Gregor Feindt Angeregtes Gespräch bei Weißbier und Brotzeit: Günther Beckstein (M. ) mit den Lesern, AZ-Chefredakteur Arno Makowsky und Redakteurin Angela Böhm.

MÜNCHEN - Der AZ-Wahlstammtisch mit Ministerpräsident Günther Beckstein. Sieben Leser stellen dem CSU-Politiker ihre Fragen Trotz allem Stress und dem Wahlkampfendspurt stellt sich der Ministerpräsident den Fragen der AZ und ihrer Leser.

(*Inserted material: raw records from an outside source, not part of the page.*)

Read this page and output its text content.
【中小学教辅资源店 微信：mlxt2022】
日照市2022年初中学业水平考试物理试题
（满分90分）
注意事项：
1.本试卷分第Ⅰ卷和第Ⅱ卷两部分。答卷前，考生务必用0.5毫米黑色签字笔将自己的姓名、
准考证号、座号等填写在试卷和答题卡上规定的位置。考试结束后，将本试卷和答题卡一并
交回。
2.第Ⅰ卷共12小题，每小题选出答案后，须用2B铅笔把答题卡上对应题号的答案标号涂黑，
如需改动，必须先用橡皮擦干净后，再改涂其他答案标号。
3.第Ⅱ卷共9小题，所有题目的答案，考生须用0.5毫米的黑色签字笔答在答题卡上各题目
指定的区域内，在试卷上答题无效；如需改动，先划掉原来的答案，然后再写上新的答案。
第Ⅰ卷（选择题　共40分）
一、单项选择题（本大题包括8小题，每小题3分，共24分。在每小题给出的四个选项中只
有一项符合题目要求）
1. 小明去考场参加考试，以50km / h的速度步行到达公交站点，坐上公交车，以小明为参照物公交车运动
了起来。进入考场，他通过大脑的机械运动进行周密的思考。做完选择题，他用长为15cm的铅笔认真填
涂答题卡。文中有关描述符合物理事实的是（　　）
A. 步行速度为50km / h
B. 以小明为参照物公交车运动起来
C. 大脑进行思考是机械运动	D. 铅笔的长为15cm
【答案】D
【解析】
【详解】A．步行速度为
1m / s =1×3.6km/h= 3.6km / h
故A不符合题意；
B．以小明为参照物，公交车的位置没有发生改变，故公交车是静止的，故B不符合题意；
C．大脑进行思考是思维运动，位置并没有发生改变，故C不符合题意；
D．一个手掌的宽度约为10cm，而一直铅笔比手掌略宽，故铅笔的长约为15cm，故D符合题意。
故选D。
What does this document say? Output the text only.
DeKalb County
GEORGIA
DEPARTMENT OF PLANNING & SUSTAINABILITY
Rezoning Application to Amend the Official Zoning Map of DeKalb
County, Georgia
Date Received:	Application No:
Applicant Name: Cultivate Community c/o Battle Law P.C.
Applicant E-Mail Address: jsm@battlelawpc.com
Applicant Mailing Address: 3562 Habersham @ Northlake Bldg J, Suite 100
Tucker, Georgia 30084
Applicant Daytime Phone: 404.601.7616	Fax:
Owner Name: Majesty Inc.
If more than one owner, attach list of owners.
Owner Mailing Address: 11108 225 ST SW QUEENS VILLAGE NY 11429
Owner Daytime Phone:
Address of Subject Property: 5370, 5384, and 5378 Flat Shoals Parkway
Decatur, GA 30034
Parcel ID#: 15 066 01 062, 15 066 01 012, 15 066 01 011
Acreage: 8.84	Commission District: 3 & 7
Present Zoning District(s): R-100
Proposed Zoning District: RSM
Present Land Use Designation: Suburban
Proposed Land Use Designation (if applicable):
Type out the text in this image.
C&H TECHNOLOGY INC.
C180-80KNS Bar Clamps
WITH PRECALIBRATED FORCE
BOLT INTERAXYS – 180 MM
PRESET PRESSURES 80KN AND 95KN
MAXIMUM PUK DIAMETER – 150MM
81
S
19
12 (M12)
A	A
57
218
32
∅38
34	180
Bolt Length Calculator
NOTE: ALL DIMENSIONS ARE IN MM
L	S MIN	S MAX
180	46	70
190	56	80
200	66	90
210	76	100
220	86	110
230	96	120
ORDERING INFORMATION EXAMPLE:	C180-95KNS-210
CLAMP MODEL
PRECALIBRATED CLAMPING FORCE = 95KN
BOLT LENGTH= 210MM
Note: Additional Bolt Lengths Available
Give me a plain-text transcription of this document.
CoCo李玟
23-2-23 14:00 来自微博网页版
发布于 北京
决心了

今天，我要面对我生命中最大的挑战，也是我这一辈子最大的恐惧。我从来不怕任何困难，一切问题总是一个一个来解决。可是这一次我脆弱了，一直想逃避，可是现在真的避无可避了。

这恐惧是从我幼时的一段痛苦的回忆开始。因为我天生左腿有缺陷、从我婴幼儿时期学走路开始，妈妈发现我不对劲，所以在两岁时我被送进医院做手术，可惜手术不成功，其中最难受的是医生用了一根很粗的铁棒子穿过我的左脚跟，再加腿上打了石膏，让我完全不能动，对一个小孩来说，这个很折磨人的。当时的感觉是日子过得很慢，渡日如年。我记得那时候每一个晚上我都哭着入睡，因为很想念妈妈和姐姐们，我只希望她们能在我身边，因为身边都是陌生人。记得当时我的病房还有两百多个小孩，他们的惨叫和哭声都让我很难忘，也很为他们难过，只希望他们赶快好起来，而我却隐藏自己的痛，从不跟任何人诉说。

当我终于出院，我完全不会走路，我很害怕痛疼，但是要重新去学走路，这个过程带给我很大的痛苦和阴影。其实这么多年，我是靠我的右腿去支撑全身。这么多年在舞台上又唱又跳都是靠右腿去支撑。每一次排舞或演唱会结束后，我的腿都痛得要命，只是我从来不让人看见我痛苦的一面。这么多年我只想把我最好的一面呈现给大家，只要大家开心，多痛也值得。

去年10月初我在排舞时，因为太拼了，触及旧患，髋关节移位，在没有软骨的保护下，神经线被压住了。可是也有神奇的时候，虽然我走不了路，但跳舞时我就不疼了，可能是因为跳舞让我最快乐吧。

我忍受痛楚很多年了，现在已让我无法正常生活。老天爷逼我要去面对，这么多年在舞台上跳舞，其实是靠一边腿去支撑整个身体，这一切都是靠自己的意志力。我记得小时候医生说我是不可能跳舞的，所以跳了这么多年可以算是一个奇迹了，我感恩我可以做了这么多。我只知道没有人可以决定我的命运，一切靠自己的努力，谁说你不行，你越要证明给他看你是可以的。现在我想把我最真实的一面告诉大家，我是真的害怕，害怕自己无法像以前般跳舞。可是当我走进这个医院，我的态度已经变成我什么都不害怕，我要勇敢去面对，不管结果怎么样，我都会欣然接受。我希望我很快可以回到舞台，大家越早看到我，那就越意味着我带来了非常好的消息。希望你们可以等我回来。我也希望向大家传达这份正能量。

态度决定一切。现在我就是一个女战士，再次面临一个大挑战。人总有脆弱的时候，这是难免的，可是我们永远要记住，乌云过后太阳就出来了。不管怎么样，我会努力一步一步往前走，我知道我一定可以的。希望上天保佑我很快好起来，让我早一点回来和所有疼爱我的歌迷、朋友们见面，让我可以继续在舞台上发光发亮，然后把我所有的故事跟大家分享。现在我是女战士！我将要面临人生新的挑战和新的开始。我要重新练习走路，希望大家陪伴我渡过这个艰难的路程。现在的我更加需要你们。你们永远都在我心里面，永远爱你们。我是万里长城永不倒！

Ein Ministerpräsident hat’s immer eilig – aber jetzt, in der Wahlkampfschlussphase pressiert es Günther Beckstein ganz besonders: Immer zwei Stufen auf einmal nimmt der Regierungschef beim Raufspurten in den ersten Stock des Spatenhauses am Münchner Max-Joseph-Platz. Oben in den Schäffler-Stuben, erwartet Beckstein an diesem Freitag Vormittag schon der AZ-Stammtisch: sieben AZ-Leser und die AZ-Redakteure Arno Makowsky und Angela Böhm. Beckstein lehnt die Frage, ob’s am Stammtisch für ihn ein Weißbier sein darf, mit gespielter Entrüstung ab. Im Wahlkampf komme das nicht in Frage, er hätte lieber einen Kaffee.

Doch wenigstens fürs Foto lässt sich Beckstein von Spatenhaus- Wirt Stephan Kuffler ein Weißbier hinstellen. Und schnell nimmt der AZ-Stammtisch Fahrt auf. Am Ende hat Beckstein keinen Kaffee getrunken, wohl aber ein halbes Weißbier.

AZ: Herr Beckstein, gleich zur aktuellen Diskussion: Kommt nach dem Rauchverbot jetzt das Alkoholverbot?

GÜNTHER BECKSTEIN: Mit Sicherheit nicht. Genuss in Maßen, zum Beispiel von einem Glas Bier oder Wein gehört zur Kultur, das muss man auch nicht in Zweifel ziehen. Alkoholmissbrauch muss aber bekämpft werden.

GABI SCHWÖRER-ROGG: Unter den Jugendlichen gibt es aber richtige Exzesse, und zwar in allen Gesellschaftsschichten. Da muss doch auch von Seiten der Regierung was unternommen werden.

BECKSTEIN: Komasaufen ist ein Problem. Deswegen ist es eine wichtige Aufgabe von Eltern und Schule, die Jugendlichen zum richtigen Umgang mit Alkohol zu erziehen.

SCHWÖRER-ROGG: Eltern wissen aber oft gar nicht, was da bei ihren Kindern passiert.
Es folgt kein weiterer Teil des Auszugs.